Kitabın giriş bölümünde coğrafi ve kültürel olarak hitabet ve söz sanatlarının neden Arap Yarımadası’nda daha etkili ve etkin olduğuna dikkat çeken Yazıcı, Cahiliye Araplarında Hutbe geleneğine bir başlık açarken o dönemin tanınmış hatipleri hakkında detaylı bilgiler veriyor. Sahabelerin Yetişmesinde Nebevi Hutbelerin Yeri başlığı Peygamber Efendimizin hutbelerini nasıl bir eğitim metodu olarak kullandığını ortaya koyuyor.
HER CÜMLESİ BİR DEVRİMİN ÖZETİ
“Din asr-ı saadette nasıl hayatın içindeyse, dinin elçisinin hutbeleri de o denli gerçekçi, işlevsel ve çözüm üreticiydi.” diyen Yazıcı, Efendimiz Aleyhisselâm’ın ebedî yaşamdan gündelik yaşamın her karesine doğrudan temas eden yönlendirmeler yaptığı hutbelerine örnekler veriyor. Yazıcı, Hz. Peygamber’in tebliğ sürecini ve sonuçlarını
“Önce insan yetiştirerek başladı. Öz çocuklarını diri diri toprağa gömen insanları karıncayı incitmenin kefaretini soran şahsiyetlere dönüştürdü. Sonra sıra toplumsal ıslaha geldi. Bir ailenin fertleri arasındaki ülfet ve muhabbetten daha öte, yeryüzünün bir emsaline daha şahit olamayacağı bir topluluk oluşturdu.” cümleleriyle özetliyor. Görüntünün zihinlerimizi esir aldığı bu çağda Yazıcı, sözün ve kelimelerin gücüne bir kez daha dikkat çekerken Efendimiz (s.a.v.) in ağzından çıkan sözlerin nasıl bir dönüşümün fitilini ateşlediğine işaret ediyor.
Kitabın asıl meselesi olan Veda Hutbesi bahsinde bu tarihi metnin hem bize hem de insanlığa ne söylediğinin altı bir kez daha kalın çizgilerle çiziliyor.
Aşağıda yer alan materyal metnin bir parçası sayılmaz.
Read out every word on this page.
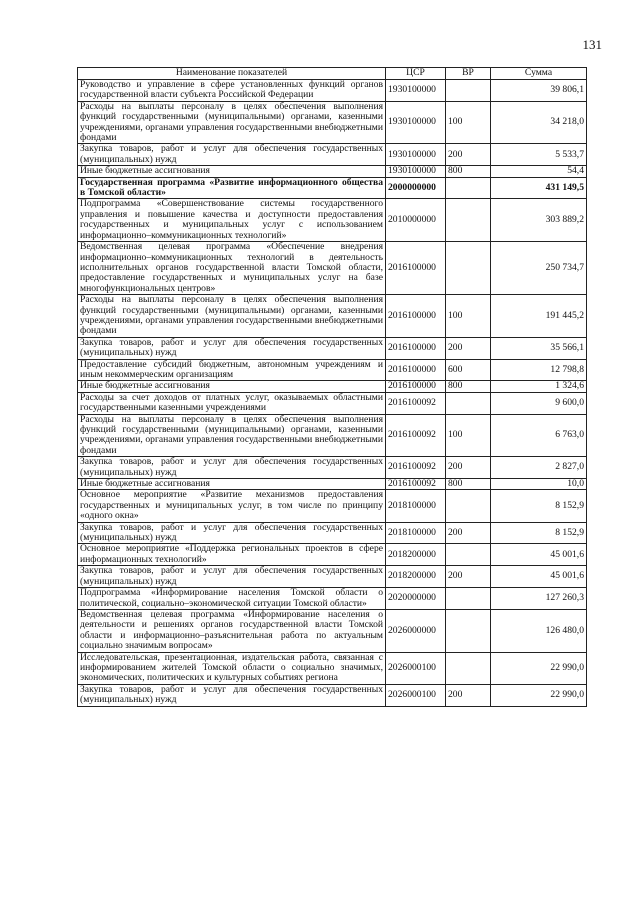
131
Наименование показателей	ЦСР	ВР	Сумма
Руководство и управление в сфере установленных функций органов государственной власти субъекта Российской Федерации	1930100000		39 806,1
Расходы на выплаты персоналу в целях обеспечения выполнения функций государственными (муниципальными) органами, казенными учреждениями, органами управления государственными внебюджетными фондами	1930100000	100	34 218,0
Закупка товаров, работ и услуг для обеспечения государственных (муниципальных) нужд	1930100000	200	5 533,7
Иные бюджетные ассигнования	1930100000	800	54,4
Государственная программа «Развитие информационного общества в Томской области»	2000000000		431 149,5
Подпрограмма «Совершенствование системы государственного управления и повышение качества и доступности предоставления государственных и муниципальных услуг с использованием информационно–коммуникационных технологий»	2010000000		303 889,2
Ведомственная целевая программа «Обеспечение внедрения информационно–коммуникационных технологий в деятельность исполнительных органов государственной власти Томской области, предоставление государственных и муниципальных услуг на базе многофункциональных центров»	2016100000		250 734,7
Расходы на выплаты персоналу в целях обеспечения выполнения функций государственными (муниципальными) органами, казенными учреждениями, органами управления государственными внебюджетными фондами	2016100000	100	191 445,2
Закупка товаров, работ и услуг для обеспечения государственных (муниципальных) нужд	2016100000	200	35 566,1
Предоставление субсидий бюджетным, автономным учреждениям и иным некоммерческим организациям	2016100000	600	12 798,8
Иные бюджетные ассигнования	2016100000	800	1 324,6
Расходы за счет доходов от платных услуг, оказываемых областными государственными казенными учреждениями	2016100092		9 600,0
Расходы на выплаты персоналу в целях обеспечения выполнения функций государственными (муниципальными) органами, казенными учреждениями, органами управления государственными внебюджетными фондами	2016100092	100	6 763,0
Закупка товаров, работ и услуг для обеспечения государственных (муниципальных) нужд	2016100092	200	2 827,0
Иные бюджетные ассигнования	2016100092	800	10,0
Основное мероприятие «Развитие механизмов предоставления государственных и муниципальных услуг, в том числе по принципу «одного окна»	2018100000		8 152,9
Закупка товаров, работ и услуг для обеспечения государственных (муниципальных) нужд	2018100000	200	8 152,9
Основное мероприятие «Поддержка региональных проектов в сфере информационных технологий»	2018200000		45 001,6
Закупка товаров, работ и услуг для обеспечения государственных (муниципальных) нужд	2018200000	200	45 001,6
Подпрограмма «Информирование населения Томской области о политической, социально–экономической ситуации Томской области»	2020000000		127 260,3
Ведомственная целевая программа «Информирование населения о деятельности и решениях органов государственной власти Томской области и информационно–разъяснительная работа по актуальным социально значимым вопросам»	2026000000		126 480,0
Исследовательская, презентационная, издательская работа, связанная с информированием жителей Томской области о социально значимых, экономических, политических и культурных событиях региона	2026000100		22 990,0
Закупка товаров, работ и услуг для обеспечения государственных (муниципальных) нужд	2026000100	200	22 990,0
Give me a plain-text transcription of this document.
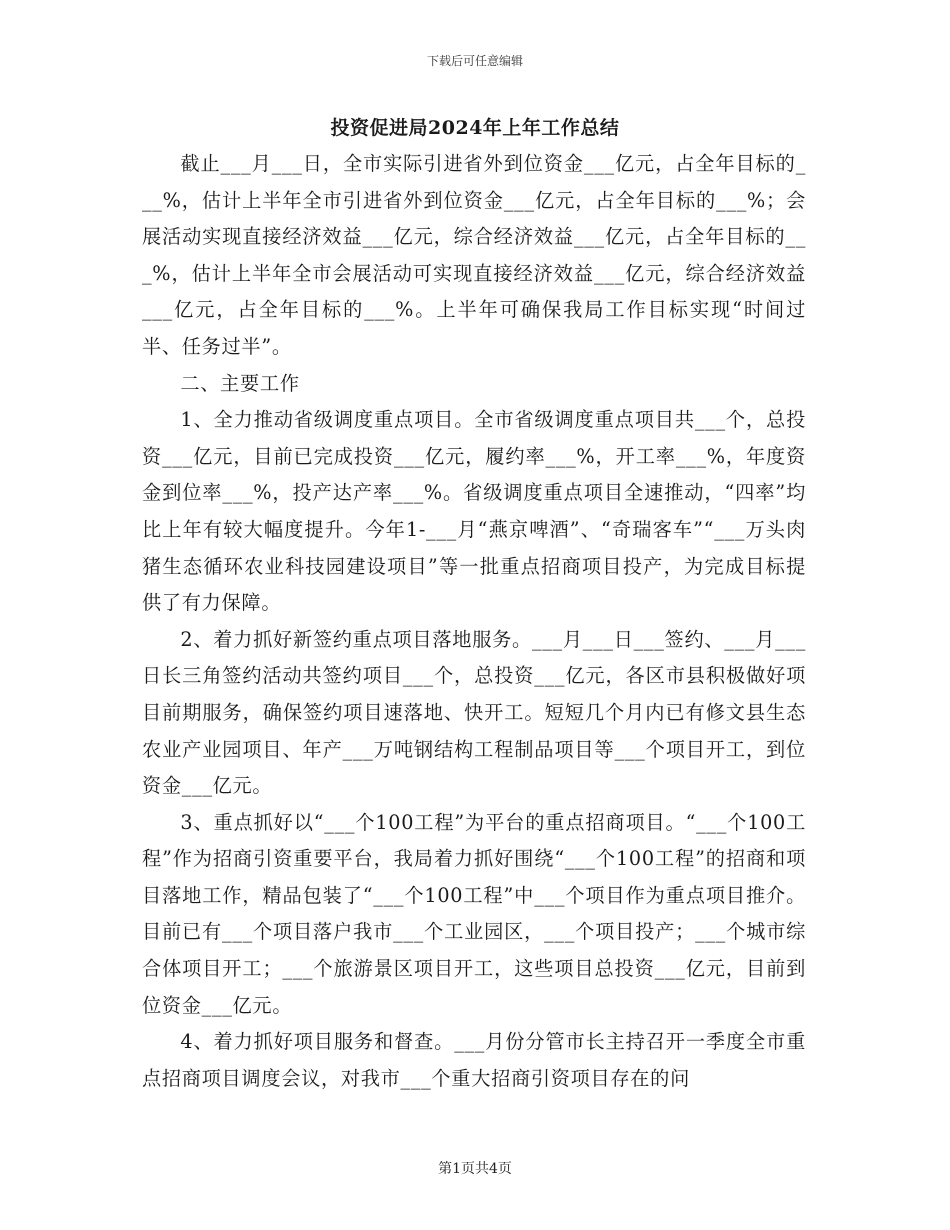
下载后可任意编辑
投资促进局2024年上年工作总结

截止___月___日，全市实际引进省外到位资金___亿元，占全年目标的___%，估计上半年全市引进省外到位资金___亿元，占全年目标的___%；会展活动实现直接经济效益___亿元，综合经济效益___亿元，占全年目标的___%，估计上半年全市会展活动可实现直接经济效益___亿元，综合经济效益___亿元，占全年目标的___%。上半年可确保我局工作目标实现“时间过半、任务过半”。

二、主要工作

1、全力推动省级调度重点项目。全市省级调度重点项目共___个，总投资___亿元，目前已完成投资___亿元，履约率___%，开工率___%，年度资金到位率___%，投产达产率___%。省级调度重点项目全速推动，“四率”均比上年有较大幅度提升。今年1-___月“燕京啤酒”、“奇瑞客车”“___万头肉猪生态循环农业科技园建设项目”等一批重点招商项目投产，为完成目标提供了有力保障。

2、着力抓好新签约重点项目落地服务。___月___日___签约、___月___日长三角签约活动共签约项目___个，总投资___亿元，各区市县积极做好项目前期服务，确保签约项目速落地、快开工。短短几个月内已有修文县生态农业产业园项目、年产___万吨钢结构工程制品项目等___个项目开工，到位资金___亿元。

3、重点抓好以“___个100工程”为平台的重点招商项目。“___个100工程”作为招商引资重要平台，我局着力抓好围绕“___个100工程”的招商和项目落地工作，精品包装了“___个100工程”中___个项目作为重点项目推介。目前已有___个项目落户我市___个工业园区，___个项目投产；___个城市综合体项目开工；___个旅游景区项目开工，这些项目总投资___亿元，目前到位资金___亿元。

4、着力抓好项目服务和督查。___月份分管市长主持召开一季度全市重点招商项目调度会议，对我市___个重大招商引资项目存在的问

第1页共4页
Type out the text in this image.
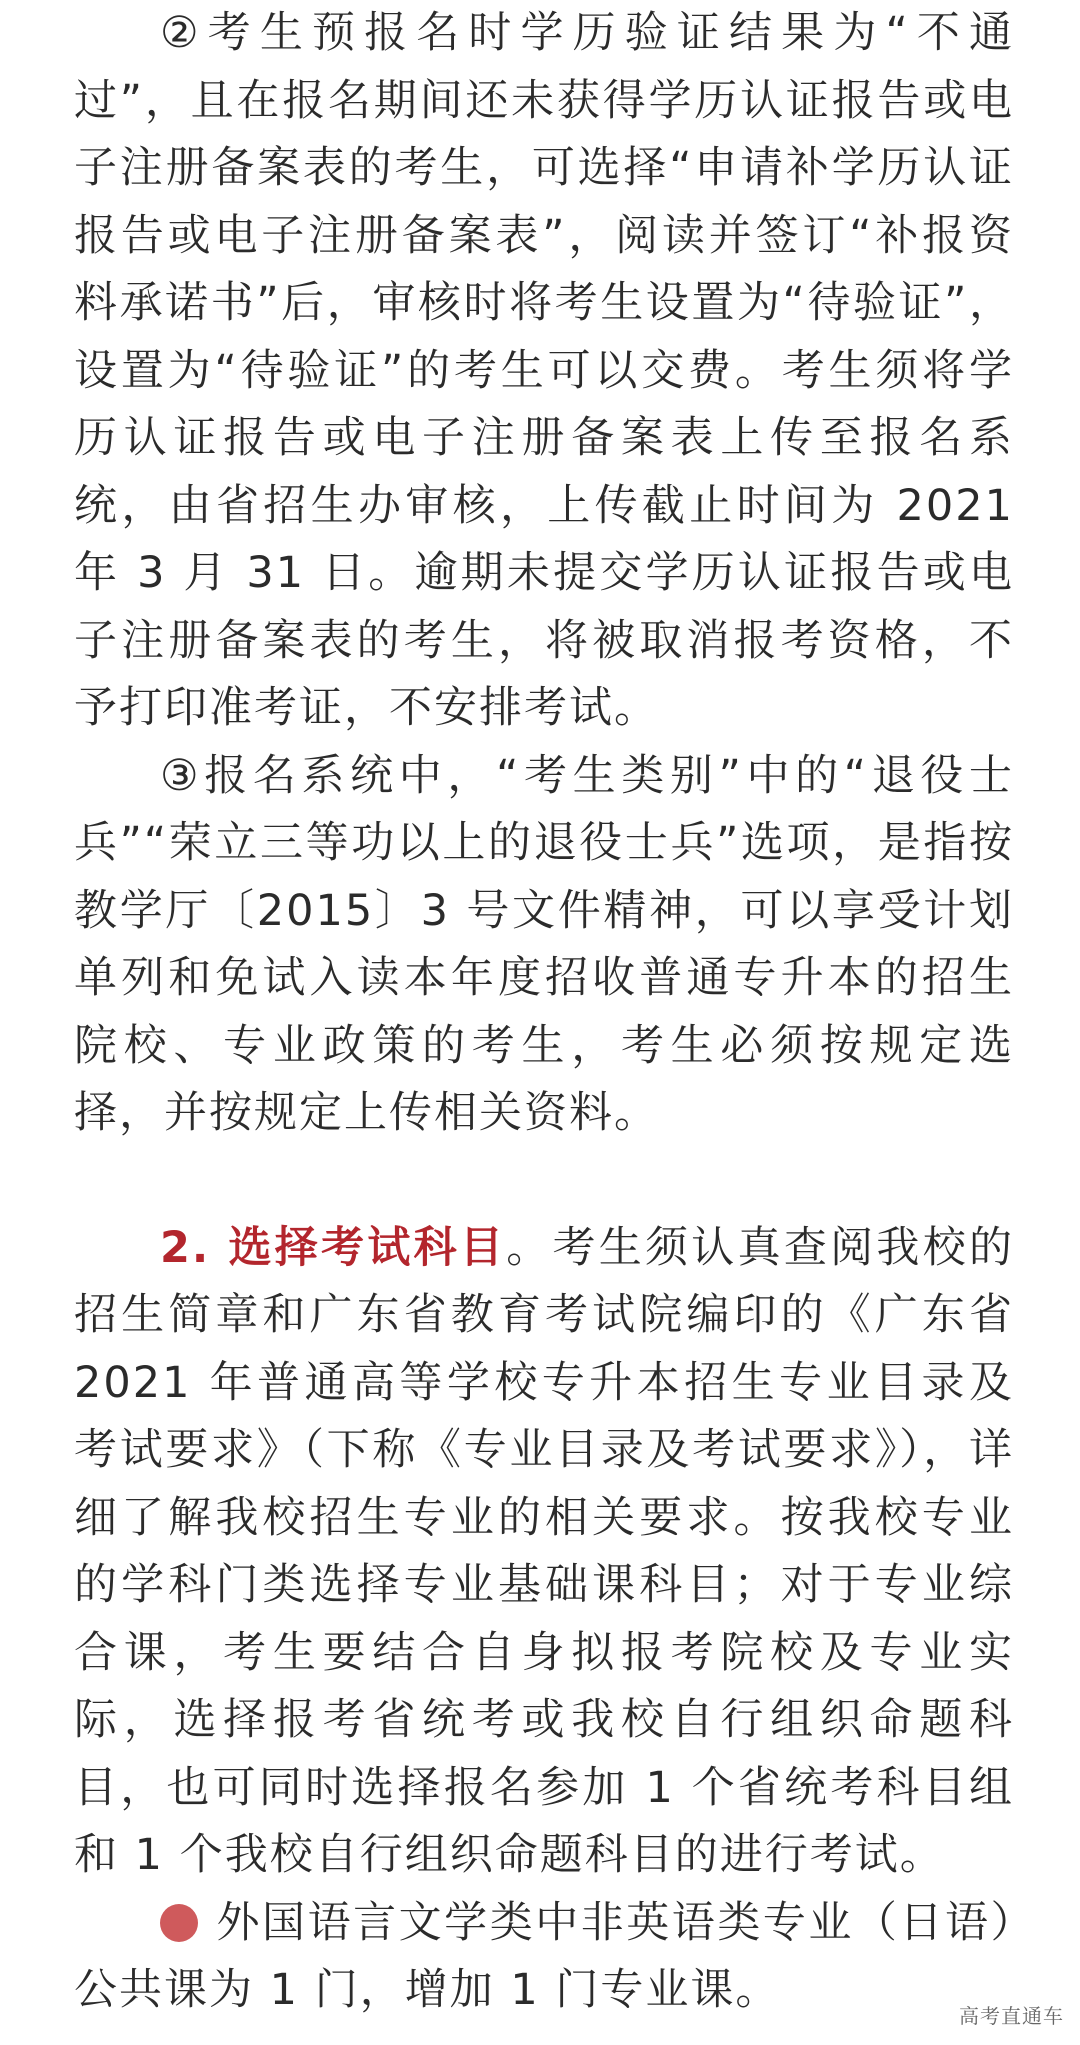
②考生预报名时学历验证结果为“不通过”，且在报名期间还未获得学历认证报告或电子注册备案表的考生，可选择“申请补学历认证报告或电子注册备案表”，阅读并签订“补报资料承诺书”后，审核时将考生设置为“待验证”，设置为“待验证”的考生可以交费。考生须将学历认证报告或电子注册备案表上传至报名系统，由省招生办审核，上传截止时间为 2021 年 3 月 31 日。逾期未提交学历认证报告或电子注册备案表的考生，将被取消报考资格，不予打印准考证，不安排考试。

③报名系统中，“考生类别”中的“退役士兵”“荣立三等功以上的退役士兵”选项，是指按教学厅〔2015〕3 号文件精神，可以享受计划单列和免试入读本年度招收普通专升本的招生院校、专业政策的考生，考生必须按规定选择，并按规定上传相关资料。

2. 选择考试科目。考生须认真查阅我校的招生简章和广东省教育考试院编印的《广东省 2021 年普通高等学校专升本招生专业目录及考试要求》（下称《专业目录及考试要求》），详细了解我校招生专业的相关要求。按我校专业的学科门类选择专业基础课科目；对于专业综合课，考生要结合自身拟报考院校及专业实际，选择报考省统考或我校自行组织命题科目，也可同时选择报名参加 1 个省统考科目组和 1 个我校自行组织命题科目的进行考试。

外国语言文学类中非英语类专业（日语）公共课为 1 门，增加 1 门专业课。

高考直通车
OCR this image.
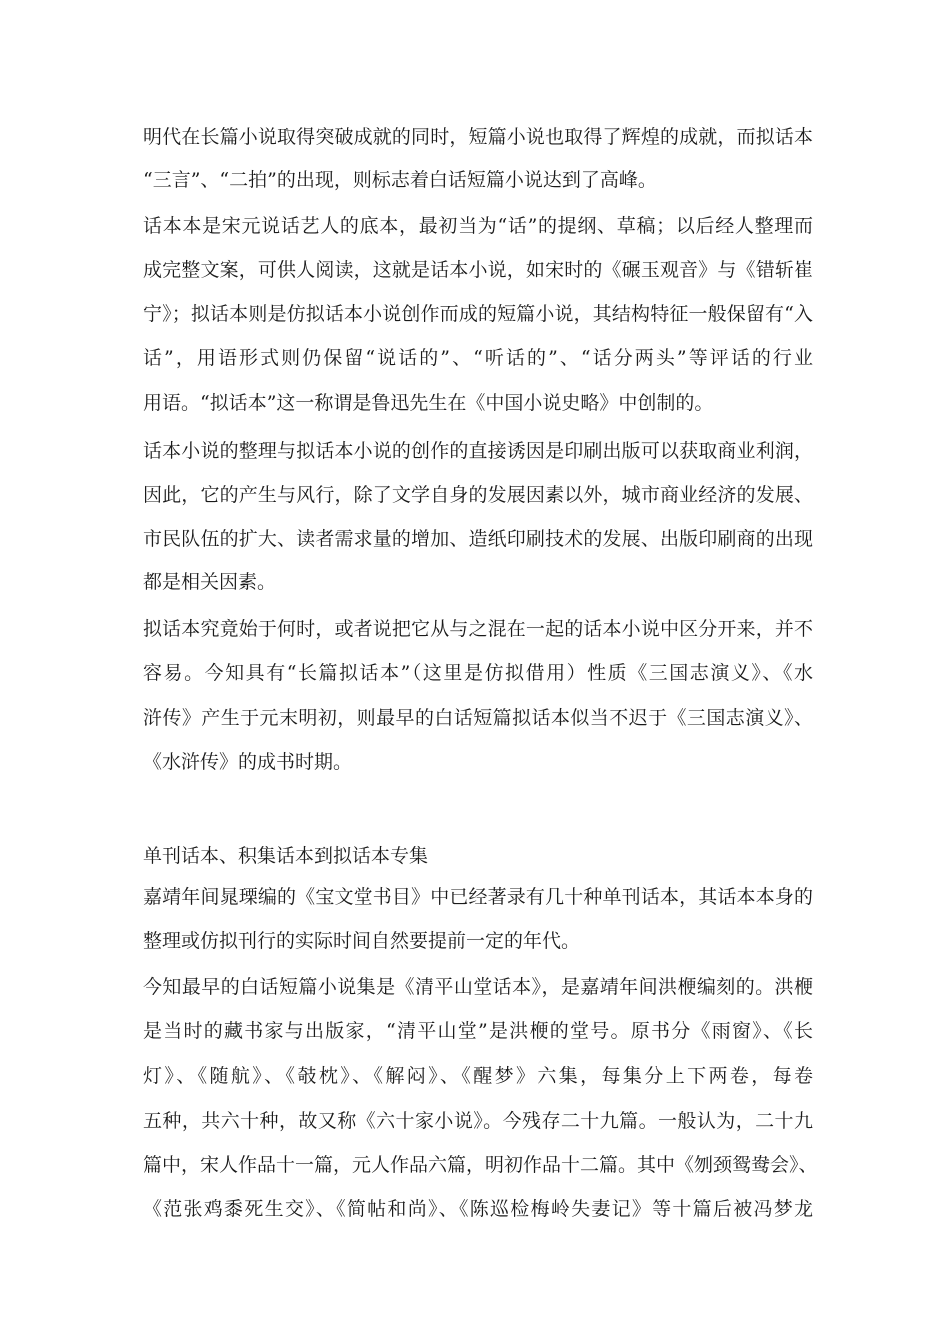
明代在长篇小说取得突破成就的同时，短篇小说也取得了辉煌的成就，而拟话本
“三言”、“二拍”的出现，则标志着白话短篇小说达到了高峰。
话本本是宋元说话艺人的底本，最初当为“话”的提纲、草稿；以后经人整理而
成完整文案，可供人阅读，这就是话本小说，如宋时的《碾玉观音》与《错斩崔
宁》；拟话本则是仿拟话本小说创作而成的短篇小说，其结构特征一般保留有“入
话”，用语形式则仍保留“说话的”、“听话的”、“话分两头”等评话的行业
用语。“拟话本”这一称谓是鲁迅先生在《中国小说史略》中创制的。
话本小说的整理与拟话本小说的创作的直接诱因是印刷出版可以获取商业利润，
因此，它的产生与风行，除了文学自身的发展因素以外，城市商业经济的发展、
市民队伍的扩大、读者需求量的增加、造纸印刷技术的发展、出版印刷商的出现
都是相关因素。
拟话本究竟始于何时，或者说把它从与之混在一起的话本小说中区分开来，并不
容易。今知具有“长篇拟话本”（这里是仿拟借用）性质《三国志演义》、《水
浒传》产生于元末明初，则最早的白话短篇拟话本似当不迟于《三国志演义》、
《水浒传》的成书时期。
单刊话本、积集话本到拟话本专集
嘉靖年间晁瑮编的《宝文堂书目》中已经著录有几十种单刊话本，其话本本身的
整理或仿拟刊行的实际时间自然要提前一定的年代。
今知最早的白话短篇小说集是《清平山堂话本》，是嘉靖年间洪楩编刻的。洪楩
是当时的藏书家与出版家，“清平山堂”是洪楩的堂号。原书分《雨窗》、《长
灯》、《随航》、《攲枕》、《解闷》、《醒梦》六集，每集分上下两卷，每卷
五种，共六十种，故又称《六十家小说》。今残存二十九篇。一般认为，二十九
篇中，宋人作品十一篇，元人作品六篇，明初作品十二篇。其中《刎颈鸳鸯会》、
《范张鸡黍死生交》、《简帖和尚》、《陈巡检梅岭失妻记》等十篇后被冯梦龙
“Veda Hutbesi bir sonuç bildirgesidir. İslâm’ın ilk gün vadettiği ve gerçekleştirdiği şeylerin deklarasyonudur. Sonunda hazirunu şahit tutması bunun en önemli göstergesidir. Nebi Efendimiz (sav) bir görev alıyor ve en sonunda tekellüf ettiği vazifeyi bihakkın eda ettiğine dair şahitlik istiyordu. Konuşmanın sonunda mübarek ellerini semaya kaldırıp üç defa “Şahit ol, ya Rab!” demesi müthiştir. Bu son manifestoda söylenen sözlerin hepsi yirmi yıllık davet döneminin özetidir aslında.” diyen Muhammed Yazıcı, şöyle devam ediyor:
“Her cümle İslâm’ın bir devrimini ifade eder. Faizin yasaklandığını söylemesi iktisadi; soyu, ten rengi ne olursa olsun herkesin eşit olduğunu ifade edişi siyasal; kadınların haklarına dair sözleri sosyal; kan davalarının kaldırılmasına yönelik söz hukuksal dönüşümün ilanıdır. Ve bütün bu sözleri müşahhaslaştırarak ferman eder.”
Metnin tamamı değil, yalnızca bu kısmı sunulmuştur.